‏ Revelation of John 7:4-8

4. Twelve is the number of the tribes, and appropriate to the Church: three by four: three, the divine number, multiplied by four, the number for world-wide extension. Twelve by twelve implies fixity and completeness, which is taken a thousandfold in 144,000. A thousand implies the world perfectly pervaded by the divine; for it is ten, the world number, raised to the power of three, the number of God.

of all the tribes--literally, "out of every tribe"; not 144,000 of each tribe, but the aggregate of the twelve thousand from every tribe.

children--Greek, "sons of Israel." Re 3:12; 21:12, are no objection, as Alford thinks, to the literal Israel being meant; for, in consummated glory, still the Church will be that "built on the foundation of the (Twelve) apostles (Israelites), Jesus Christ (an Israelite) being the chief corner-stone." Gentile believers shall have the name of Jerusalem written on them, in that they shall share the citizenship antitypical to that of the literal Jerusalem.

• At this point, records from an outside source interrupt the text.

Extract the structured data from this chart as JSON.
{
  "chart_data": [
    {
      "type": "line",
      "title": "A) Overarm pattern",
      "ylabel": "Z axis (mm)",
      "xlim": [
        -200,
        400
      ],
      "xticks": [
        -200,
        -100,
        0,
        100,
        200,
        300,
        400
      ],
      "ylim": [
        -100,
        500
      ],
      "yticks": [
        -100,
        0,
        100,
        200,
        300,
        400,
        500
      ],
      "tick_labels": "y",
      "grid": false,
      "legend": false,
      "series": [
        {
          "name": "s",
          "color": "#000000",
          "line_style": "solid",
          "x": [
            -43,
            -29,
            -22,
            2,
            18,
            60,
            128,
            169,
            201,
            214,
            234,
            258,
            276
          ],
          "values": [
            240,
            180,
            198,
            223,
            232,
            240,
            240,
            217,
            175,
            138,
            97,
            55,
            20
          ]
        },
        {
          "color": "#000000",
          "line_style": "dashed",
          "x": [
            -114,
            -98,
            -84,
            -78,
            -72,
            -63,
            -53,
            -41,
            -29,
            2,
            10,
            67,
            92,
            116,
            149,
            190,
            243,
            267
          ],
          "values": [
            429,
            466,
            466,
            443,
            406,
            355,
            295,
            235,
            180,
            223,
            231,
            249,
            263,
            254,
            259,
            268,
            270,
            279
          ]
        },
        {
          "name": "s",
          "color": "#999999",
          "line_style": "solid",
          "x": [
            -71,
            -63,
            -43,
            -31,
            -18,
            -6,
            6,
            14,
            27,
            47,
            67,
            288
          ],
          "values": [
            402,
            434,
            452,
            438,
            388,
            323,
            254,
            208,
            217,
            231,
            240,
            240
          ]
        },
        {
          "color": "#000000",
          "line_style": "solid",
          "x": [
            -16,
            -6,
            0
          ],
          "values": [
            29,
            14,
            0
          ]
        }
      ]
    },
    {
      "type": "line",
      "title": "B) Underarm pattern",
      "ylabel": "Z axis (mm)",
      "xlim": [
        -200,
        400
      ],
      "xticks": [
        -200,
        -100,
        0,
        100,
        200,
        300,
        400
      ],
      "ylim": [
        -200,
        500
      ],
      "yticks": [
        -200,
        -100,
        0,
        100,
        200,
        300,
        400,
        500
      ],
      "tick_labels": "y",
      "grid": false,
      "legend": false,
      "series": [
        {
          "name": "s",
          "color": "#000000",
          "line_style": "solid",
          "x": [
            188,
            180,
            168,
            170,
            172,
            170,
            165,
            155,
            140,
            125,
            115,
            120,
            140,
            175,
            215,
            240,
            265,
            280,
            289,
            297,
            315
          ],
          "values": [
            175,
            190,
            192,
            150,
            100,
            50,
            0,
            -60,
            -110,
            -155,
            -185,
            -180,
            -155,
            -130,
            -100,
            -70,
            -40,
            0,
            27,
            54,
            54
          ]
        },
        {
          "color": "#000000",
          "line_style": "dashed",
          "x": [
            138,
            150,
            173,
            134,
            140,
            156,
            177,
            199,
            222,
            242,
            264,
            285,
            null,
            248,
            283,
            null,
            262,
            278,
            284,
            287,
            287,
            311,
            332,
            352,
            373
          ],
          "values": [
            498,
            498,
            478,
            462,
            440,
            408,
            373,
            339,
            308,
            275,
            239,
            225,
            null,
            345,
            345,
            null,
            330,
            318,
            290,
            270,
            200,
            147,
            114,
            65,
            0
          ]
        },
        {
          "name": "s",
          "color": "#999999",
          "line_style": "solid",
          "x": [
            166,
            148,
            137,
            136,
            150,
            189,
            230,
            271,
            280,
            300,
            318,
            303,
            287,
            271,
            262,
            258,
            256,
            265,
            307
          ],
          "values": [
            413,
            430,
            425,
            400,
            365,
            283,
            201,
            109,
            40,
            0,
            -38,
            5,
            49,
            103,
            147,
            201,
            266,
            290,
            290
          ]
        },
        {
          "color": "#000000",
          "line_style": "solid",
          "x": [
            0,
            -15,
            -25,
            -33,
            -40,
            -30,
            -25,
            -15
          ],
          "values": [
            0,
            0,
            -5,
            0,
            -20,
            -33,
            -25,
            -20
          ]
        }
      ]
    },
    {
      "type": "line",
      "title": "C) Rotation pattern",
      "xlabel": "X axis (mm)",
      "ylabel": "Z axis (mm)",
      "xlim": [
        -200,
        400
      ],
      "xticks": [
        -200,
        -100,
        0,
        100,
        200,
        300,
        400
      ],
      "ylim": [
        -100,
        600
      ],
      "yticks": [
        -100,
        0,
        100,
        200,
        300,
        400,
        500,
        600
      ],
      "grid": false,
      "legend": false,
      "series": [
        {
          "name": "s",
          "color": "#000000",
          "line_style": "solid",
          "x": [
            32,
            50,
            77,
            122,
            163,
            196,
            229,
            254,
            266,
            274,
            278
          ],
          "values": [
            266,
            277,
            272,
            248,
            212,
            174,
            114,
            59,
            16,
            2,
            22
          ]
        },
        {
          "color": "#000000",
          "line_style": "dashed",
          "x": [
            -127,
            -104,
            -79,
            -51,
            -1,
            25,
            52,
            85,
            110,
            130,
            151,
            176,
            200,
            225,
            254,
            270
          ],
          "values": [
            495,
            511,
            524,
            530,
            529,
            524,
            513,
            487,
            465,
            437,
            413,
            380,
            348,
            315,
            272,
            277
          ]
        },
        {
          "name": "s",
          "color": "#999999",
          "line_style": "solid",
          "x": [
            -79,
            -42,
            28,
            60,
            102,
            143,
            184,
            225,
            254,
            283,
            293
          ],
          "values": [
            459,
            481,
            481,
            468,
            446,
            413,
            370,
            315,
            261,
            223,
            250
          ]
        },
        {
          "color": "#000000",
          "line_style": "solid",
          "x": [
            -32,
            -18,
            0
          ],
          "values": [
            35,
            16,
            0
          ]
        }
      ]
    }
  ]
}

5-8. Judah (meaning praise) stands first, as Jesus' tribe. Benjamin, the youngest, is last; and with him is associated second last, Joseph. Reuben, as originally first-born, comes next after Judah, to whom it gave place, having by sin lost its primogeniture right. Besides the reason given above (see on Re 7:2), another akin for the omission of Dan, is, its having been the first to lapse into idolatry (Jud 18:1-31); for which same reason the name Ephraim, also (compare Jud 17:1-3; Ho 4:17), is omitted, and Joseph substituted. Also, it had been now for long almost extinct. Long before, the Hebrews say [Grotius], it was reduced to the one family of Hussim, which perished subsequently in the wars before Ezra's time. Hence it is omitted in the fourth through eighth chapters of First Chronicles. Dan's small numbers are joined here to Naphtali's, whose brother he was by the same mother [Bengel]. The twelve times twelve thousand sealed ones of Israel are the nucleus of transfigured humanity [Auberlen], to which the elect Gentiles are joined, "a multitude which no man could number," Re 7:9 (that is, the Church of Jews and Gentiles indiscriminately, in which the Gentiles are the predominant element, Lu 21:24. The word "tribes," Greek, implies that believing Israelites are in this countless multitude). Both are in heaven, yet ruling over the earth, as ministers of blessing to its inhabitants: while upon earth the world of nations is added to the kingdom of Israel. The twelve apostles stand at the head of the whole. The upper and the lower congregation, though distinct, are intimately associated.